O que é História Pública? Para o meu amor


Sou casada com um historiador e tenho um filho músico e estudante de jornalismo, em minha casa há muitas discussões sobre diversos temas, e como minha irmã bem disse, "até imagino vocês dois discutindo, deve ser uma chatice!" Ela se referia exatamente aos possíveis temas, assim como a maneira de interação, e acho que ela não estava errada. Mas, apesar dos acalourados debates nas tardes, noites, e almoços de domingos regados a cervejas e vinhos, essas discussões são elementos que me ajudam a crescer como ser humano e me levam a procurar por informações que antes deixava a "Deus dará". O meu jargão se tornou "o que significa ética?", por causa de uma das maiores querelas que vivemos. 

Quando pergunto "o que é ética" ou, o que é "comunismo, fascismo", é por causa da necessidade  de entender exatamente sobre os conceitos que estão embasando as posições dos meus interlocutores e, aproximadamente, o que eles querem dizer quando dizem o que dizem. Eu já disse que sou mestranda em Letras? Pois é. 

Os dizeres falam sobre o seu tempo, sua historia, sua narratividade e sobre eles mesmos. De acordo com a teoria da Análise do Discurso, quando dizemos, proferimos um discurso, há dois esquecimentos: o de que aquilo já foi dito por alguém e o de que aquilo poderia ter sido dito de outras formas. Os sentidos e significados do que dizemos estão na materialidade do discurso, em como ele é proferido e nos elementos que o compõem, mas para compreendê-lo, ou seja, para que as pessoas se entendam minimamente, é preciso que compartilhem informações, conceitos, pré-conceitos, pré-discursos.

Dito isso, digo ainda que introduzi-me na querela sobre História Pública e História Oral através do meu amado. Participei de alguns eventos, aproveitando o ensejo de que o meu trabalho, que é sobre narrativas de ex-internas da FEBEM de Ouro Preto, pode se encaixar nessas áreas. Não preciso dizer que, inúmeras vezes, fiz as perguntas: o que é história oral e o que é história pública?

Bem, segundo os estudos e palestras que presenciei, História oral seria uma metodologia para conseguir fontes, ou seja, narrativas históricas coletadas através da memória de pessoas que vivenciaram algum acontecimento ou até mesmo que sabem sobre tal acontecimento; seria uma nova perspectiva historiográfica, a voz seria dada ao outro lado, aos excluídos, aos que não tinham voz até então. Seria através do trabalho do historiador ao colher e analisar essas fontes, com todo o seu conhecimento e metodologia de análise que uma nova perspectiva histórica poderia surgir.

Sobre História Pública, de meu humilde lugar de estudiosa de Letras, penso que hoje trata-se mais de uma discussão do que de uma definição clara e objetiva.

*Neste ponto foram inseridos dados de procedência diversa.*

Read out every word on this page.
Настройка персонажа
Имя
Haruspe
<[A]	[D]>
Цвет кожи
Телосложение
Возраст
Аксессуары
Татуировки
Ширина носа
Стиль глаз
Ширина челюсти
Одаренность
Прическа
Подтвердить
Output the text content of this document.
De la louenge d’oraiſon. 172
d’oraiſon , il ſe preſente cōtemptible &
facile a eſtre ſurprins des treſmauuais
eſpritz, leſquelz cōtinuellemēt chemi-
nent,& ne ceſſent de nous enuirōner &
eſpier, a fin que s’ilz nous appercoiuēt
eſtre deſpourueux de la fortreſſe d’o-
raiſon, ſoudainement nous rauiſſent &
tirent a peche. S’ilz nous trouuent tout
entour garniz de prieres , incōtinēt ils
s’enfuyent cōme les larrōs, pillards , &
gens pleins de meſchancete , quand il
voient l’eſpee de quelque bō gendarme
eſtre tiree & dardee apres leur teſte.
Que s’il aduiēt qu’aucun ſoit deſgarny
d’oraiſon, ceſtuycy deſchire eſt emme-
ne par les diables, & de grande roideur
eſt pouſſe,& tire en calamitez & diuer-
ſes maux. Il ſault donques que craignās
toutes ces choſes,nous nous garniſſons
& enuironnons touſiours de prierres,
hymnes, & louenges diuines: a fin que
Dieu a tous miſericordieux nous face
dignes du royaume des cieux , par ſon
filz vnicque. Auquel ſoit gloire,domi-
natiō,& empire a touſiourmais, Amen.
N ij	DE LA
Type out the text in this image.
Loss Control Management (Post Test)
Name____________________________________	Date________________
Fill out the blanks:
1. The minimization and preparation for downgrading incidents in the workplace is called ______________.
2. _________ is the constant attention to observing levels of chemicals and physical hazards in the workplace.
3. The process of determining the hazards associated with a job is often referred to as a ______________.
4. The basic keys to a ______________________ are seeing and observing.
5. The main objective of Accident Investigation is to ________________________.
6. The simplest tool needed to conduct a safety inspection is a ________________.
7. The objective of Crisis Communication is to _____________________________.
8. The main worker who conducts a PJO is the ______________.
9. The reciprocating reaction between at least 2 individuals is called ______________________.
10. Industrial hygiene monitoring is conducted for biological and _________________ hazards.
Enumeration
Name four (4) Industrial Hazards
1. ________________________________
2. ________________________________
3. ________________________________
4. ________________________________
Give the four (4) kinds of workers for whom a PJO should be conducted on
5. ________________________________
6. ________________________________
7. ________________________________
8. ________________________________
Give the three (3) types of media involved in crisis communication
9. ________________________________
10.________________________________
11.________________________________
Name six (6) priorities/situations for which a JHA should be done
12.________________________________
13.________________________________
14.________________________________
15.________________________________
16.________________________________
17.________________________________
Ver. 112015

Para a academia americana, parece que a questão de História Pública está mais ligada ao mercado de trabalho, ou seja, o interesse em criar cursos de História Pública na academia significaria gerar possibilidades mercadológicas para os historiadores, quer dizer, permitir que os estudiosos da história se tornem habilitados para trabalharem para os cinemas, museus e outras áreas que precisem lidar com a história de alguma maneira, e não apenas tenham que ficar atados às salas de aula e pesquisas acadêmicas. No Brasil, a História Pública parece abraçar dois sentidos,  e clamar por duas tarefas, as de fazer uma história para o público e através deste; isso significaria não limitar a história àss salas de aulas e academias e torná-la acessível para o público, através da adequação da linguagem e de seus meios de transmissão, e, por outro lado, aceitar ou até mesmo promover a participação do público leigo na construção da história. Então, senta que lá vem discussão sobre as formas e a legitimidade desse público na construção da história.

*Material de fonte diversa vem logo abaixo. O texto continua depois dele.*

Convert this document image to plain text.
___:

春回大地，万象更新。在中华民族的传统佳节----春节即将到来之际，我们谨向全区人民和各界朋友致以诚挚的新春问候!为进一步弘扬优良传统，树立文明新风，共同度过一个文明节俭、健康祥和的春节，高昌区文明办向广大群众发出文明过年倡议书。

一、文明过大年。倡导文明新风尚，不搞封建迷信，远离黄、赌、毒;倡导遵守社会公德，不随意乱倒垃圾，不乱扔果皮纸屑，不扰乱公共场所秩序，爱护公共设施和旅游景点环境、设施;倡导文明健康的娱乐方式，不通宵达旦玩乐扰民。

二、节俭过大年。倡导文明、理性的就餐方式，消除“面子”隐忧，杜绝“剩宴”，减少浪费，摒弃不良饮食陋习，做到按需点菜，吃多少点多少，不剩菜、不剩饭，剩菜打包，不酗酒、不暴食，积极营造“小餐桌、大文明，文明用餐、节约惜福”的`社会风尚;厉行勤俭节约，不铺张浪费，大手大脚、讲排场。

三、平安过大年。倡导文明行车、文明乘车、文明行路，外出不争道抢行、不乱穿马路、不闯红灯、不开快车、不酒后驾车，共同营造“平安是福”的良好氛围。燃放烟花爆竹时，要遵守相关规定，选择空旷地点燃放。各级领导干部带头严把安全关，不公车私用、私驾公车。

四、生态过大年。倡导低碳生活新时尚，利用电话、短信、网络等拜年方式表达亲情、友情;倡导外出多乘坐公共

A história oral seria uma dessas formas de construção conjunta da história, mas o que dizer sobre cinema, programas, eventos, que escrevem a história e a transmitem a seu modo, sem nenhuma metodologia analítica de um historiador que é formado para isso? As manifestações folclóricas, os mitos, os rituais, seriam as fontes da História Pública? mas de que maneira elas nos contariam a história?

Então vem uma outra querela lá de casa, sobre as narrativas. O problema é que na história, o conceito de narrativa é diferente do que é para Letras. Diz-se narrativa o modo de se fazer história em que eram apenas narrados os grandes feitos dos heróis, resumindo toscamente. Depois dessa forma de se trabalhar a história, surgiram outras, uma que tirava totalmente a ação do sujeito, ao que me parece, seria escrever história de conceitos, como "História da literatura", corrijam-me, historiadores. Mas, como diz meu debatente favorito, essa questão já foi resolvida e não há como tirar o sujeito da história, assim como também não dá para ficar contando historia de heróis. Mas a querela é sobre como a história é reconstruída, obviamente, através das narrativas; Não há uma história sem um início, um meio e um fim, seja esse fim dizendo que ainda não está no fim. Bom, e como o historiador ligará suas fontes, fazendo conexões críticas com os diversos conhecimentos de que tem em mãos, essa é a questão. Então, sim, penso que quem irá institucionalizar e transmitir a história precisa de um mínimo de preparo. A responsabilidade dos símbolos e dos discursos que farão parte da formação social não deveria estar a cargo do público leigo; o público seria fonte, não fazedor de história, seria participante, agente, não historiador.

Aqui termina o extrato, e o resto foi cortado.